Tukra holde er dan schaapachtig vandoor en Devanna gaf geen enkel teken dat hij het gehoord had. Daar zat hij, in zijn rieten stoel, met lege ogen voor zich uit te staren terwijl de wind tegen de dichte ramen beukte en de klokken van de missiekerk plechtig luidden boven de stad.

De enige momenten waarop ze hem enige reactie wisten te ontlokken was als Devi Nanju op zijn vaders schoot zette. Dan stak Nanju zijn dikke peuterhandjes uit om Devanna’s wangen aan te raken en bedekte hij zijn gezicht met kinderkusjes. Er kwam dan een langzame verlevendiging in Devanna, een kleine beweging in zijn stijve gelaatstrekken als hij naar zijn zoon probeerde te glimlachen. Devi bleef dan even staan, kort afgeleid van de allesverterende plichten van schoonmaken, desinfecteren en koken die ze zichzelf had opgelegd.
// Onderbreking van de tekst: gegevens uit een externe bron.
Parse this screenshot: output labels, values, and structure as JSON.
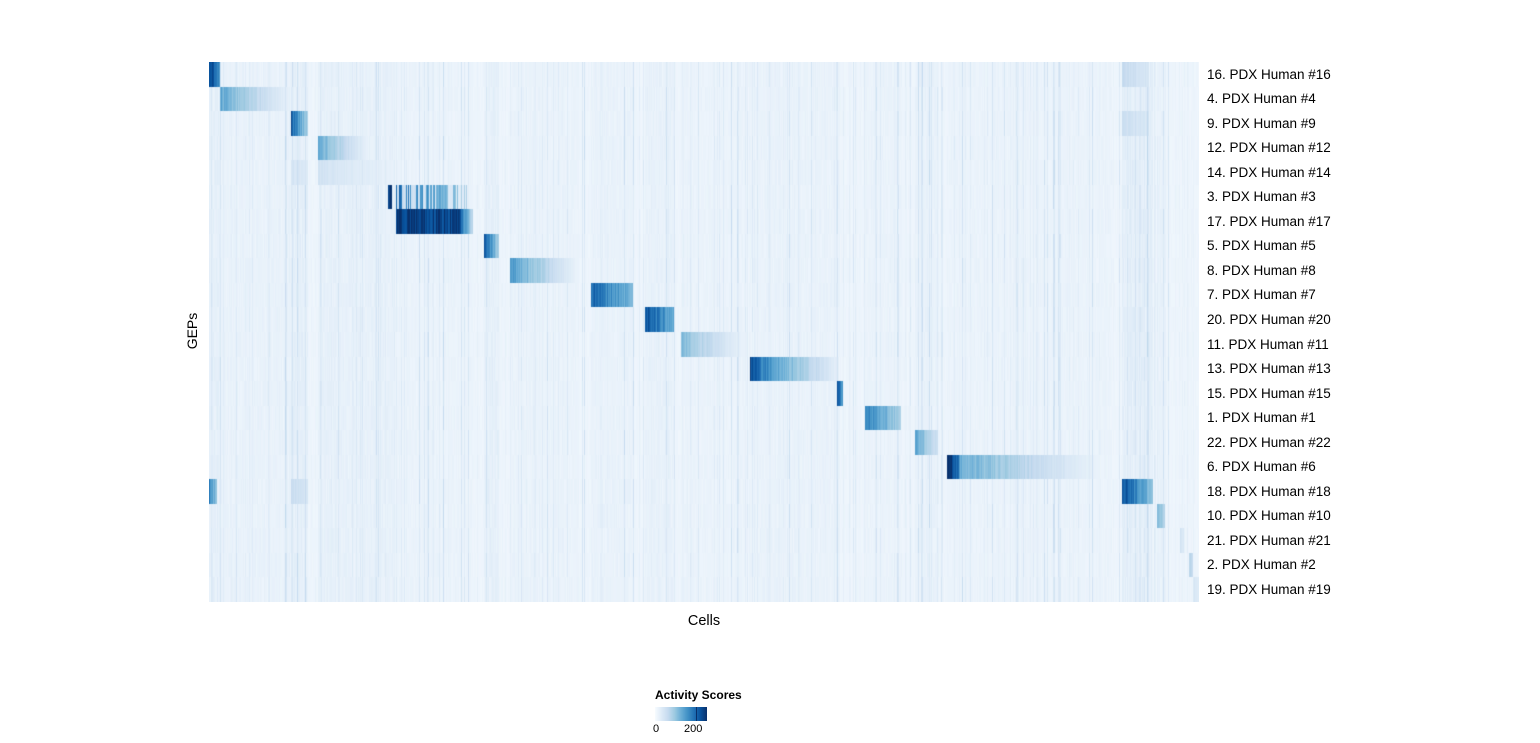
{
  "chart_data": {
    "type": "heatmap",
    "title": "",
    "xlabel": "Cells",
    "ylabel": "GEPs",
    "colorbar": {
      "title": "Activity Scores",
      "min": 0,
      "max": 200,
      "min_label": "0",
      "max_label": "200",
      "max_label_position": 0.79
    },
    "colormap": [
      "#f7fbff",
      "#deebf7",
      "#c6dbef",
      "#9ecae1",
      "#6baed6",
      "#4292c6",
      "#2171b5",
      "#08519c",
      "#08306b"
    ],
    "value_scale_max": 250,
    "plot_background": "#eef4fa",
    "rows": [
      {
        "label": "16. PDX Human #16",
        "blocks": [
          {
            "x0": 0.0,
            "x1": 0.011,
            "v0": 235,
            "v1": 150
          },
          {
            "x0": 0.922,
            "x1": 0.948,
            "v0": 62,
            "v1": 42
          }
        ]
      },
      {
        "label": "4. PDX Human #4",
        "blocks": [
          {
            "x0": 0.011,
            "x1": 0.084,
            "v0": 135,
            "v1": 14
          }
        ]
      },
      {
        "label": "9. PDX Human #9",
        "blocks": [
          {
            "x0": 0.082,
            "x1": 0.1,
            "v0": 215,
            "v1": 80
          },
          {
            "x0": 0.922,
            "x1": 0.948,
            "v0": 55,
            "v1": 38
          }
        ]
      },
      {
        "label": "12. PDX Human #12",
        "blocks": [
          {
            "x0": 0.11,
            "x1": 0.161,
            "v0": 132,
            "v1": 16
          }
        ]
      },
      {
        "label": "14. PDX Human #14",
        "blocks": [
          {
            "x0": 0.082,
            "x1": 0.1,
            "v0": 45,
            "v1": 32
          },
          {
            "x0": 0.11,
            "x1": 0.186,
            "v0": 48,
            "v1": 18
          }
        ]
      },
      {
        "label": "3. PDX Human #3",
        "blocks": [
          {
            "x0": 0.18,
            "x1": 0.184,
            "v0": 238,
            "v1": 230
          },
          {
            "x0": 0.188,
            "x1": 0.26,
            "v0": 205,
            "v1": 85,
            "striped": true
          }
        ]
      },
      {
        "label": "17. PDX Human #17",
        "blocks": [
          {
            "x0": 0.188,
            "x1": 0.252,
            "v0": 242,
            "v1": 228
          },
          {
            "x0": 0.252,
            "x1": 0.266,
            "v0": 225,
            "v1": 65
          }
        ]
      },
      {
        "label": "5. PDX Human #5",
        "blocks": [
          {
            "x0": 0.277,
            "x1": 0.292,
            "v0": 222,
            "v1": 88
          }
        ]
      },
      {
        "label": "8. PDX Human #8",
        "blocks": [
          {
            "x0": 0.304,
            "x1": 0.373,
            "v0": 152,
            "v1": 14
          }
        ]
      },
      {
        "label": "7. PDX Human #7",
        "blocks": [
          {
            "x0": 0.385,
            "x1": 0.428,
            "v0": 205,
            "v1": 115
          }
        ]
      },
      {
        "label": "20. PDX Human #20",
        "blocks": [
          {
            "x0": 0.44,
            "x1": 0.469,
            "v0": 228,
            "v1": 125
          }
        ]
      },
      {
        "label": "11. PDX Human #11",
        "blocks": [
          {
            "x0": 0.476,
            "x1": 0.543,
            "v0": 112,
            "v1": 12
          }
        ]
      },
      {
        "label": "13. PDX Human #13",
        "blocks": [
          {
            "x0": 0.546,
            "x1": 0.56,
            "v0": 232,
            "v1": 168
          },
          {
            "x0": 0.56,
            "x1": 0.636,
            "v0": 168,
            "v1": 22
          }
        ]
      },
      {
        "label": "15. PDX Human #15",
        "blocks": [
          {
            "x0": 0.634,
            "x1": 0.64,
            "v0": 205,
            "v1": 150
          }
        ]
      },
      {
        "label": "1. PDX Human #1",
        "blocks": [
          {
            "x0": 0.662,
            "x1": 0.698,
            "v0": 182,
            "v1": 85
          }
        ]
      },
      {
        "label": "22. PDX Human #22",
        "blocks": [
          {
            "x0": 0.713,
            "x1": 0.736,
            "v0": 142,
            "v1": 48
          }
        ]
      },
      {
        "label": "6. PDX Human #6",
        "blocks": [
          {
            "x0": 0.745,
            "x1": 0.757,
            "v0": 242,
            "v1": 200
          },
          {
            "x0": 0.757,
            "x1": 0.91,
            "v0": 132,
            "v1": 8
          }
        ]
      },
      {
        "label": "18. PDX Human #18",
        "blocks": [
          {
            "x0": 0.0,
            "x1": 0.008,
            "v0": 165,
            "v1": 100
          },
          {
            "x0": 0.082,
            "x1": 0.1,
            "v0": 60,
            "v1": 38
          },
          {
            "x0": 0.922,
            "x1": 0.953,
            "v0": 228,
            "v1": 105
          }
        ]
      },
      {
        "label": "10. PDX Human #10",
        "blocks": [
          {
            "x0": 0.957,
            "x1": 0.965,
            "v0": 128,
            "v1": 75
          }
        ]
      },
      {
        "label": "21. PDX Human #21",
        "blocks": [
          {
            "x0": 0.98,
            "x1": 0.984,
            "v0": 48,
            "v1": 38
          }
        ]
      },
      {
        "label": "2. PDX Human #2",
        "blocks": [
          {
            "x0": 0.989,
            "x1": 0.993,
            "v0": 88,
            "v1": 58
          }
        ]
      },
      {
        "label": "19. PDX Human #19",
        "blocks": [
          {
            "x0": 0.993,
            "x1": 1.0,
            "v0": 42,
            "v1": 28
          }
        ]
      }
    ],
    "noise_bands": [
      {
        "x0": 0.0,
        "x1": 0.011,
        "s": 14
      },
      {
        "x0": 0.011,
        "x1": 0.084,
        "s": 8
      },
      {
        "x0": 0.082,
        "x1": 0.1,
        "s": 16
      },
      {
        "x0": 0.11,
        "x1": 0.186,
        "s": 12
      },
      {
        "x0": 0.186,
        "x1": 0.266,
        "s": 5
      },
      {
        "x0": 0.277,
        "x1": 0.292,
        "s": 14
      },
      {
        "x0": 0.304,
        "x1": 0.373,
        "s": 6
      },
      {
        "x0": 0.385,
        "x1": 0.428,
        "s": 8
      },
      {
        "x0": 0.44,
        "x1": 0.47,
        "s": 10
      },
      {
        "x0": 0.476,
        "x1": 0.543,
        "s": 5
      },
      {
        "x0": 0.546,
        "x1": 0.636,
        "s": 7
      },
      {
        "x0": 0.662,
        "x1": 0.7,
        "s": 6
      },
      {
        "x0": 0.713,
        "x1": 0.737,
        "s": 9
      },
      {
        "x0": 0.745,
        "x1": 0.912,
        "s": 5
      },
      {
        "x0": 0.922,
        "x1": 0.953,
        "s": 18
      },
      {
        "x0": 0.957,
        "x1": 0.965,
        "s": 10
      }
    ]
  }
}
Ze stond in de deuropening naar hen tweeën te kijken met een tedere, bijna weemoedige uitdrukking op haar gezicht. De woede die onuitgesproken onder haar tong lag opgekruld, de jaren die zich betekenisloos voor haar uitstrekten; die dingen leken voor even tot rust gekomen terwijl ze keek hoe haar zoon zijn handjes uitstak naar zijn vader. En dan, gedreven door een plotselinge bitterheid, beende ze naar hen toe en rukte ze Nanju weg. ‘Het is tijd voor zijn slaapje. Tukra, hier, maak hem klaar om naar bed te gaan.’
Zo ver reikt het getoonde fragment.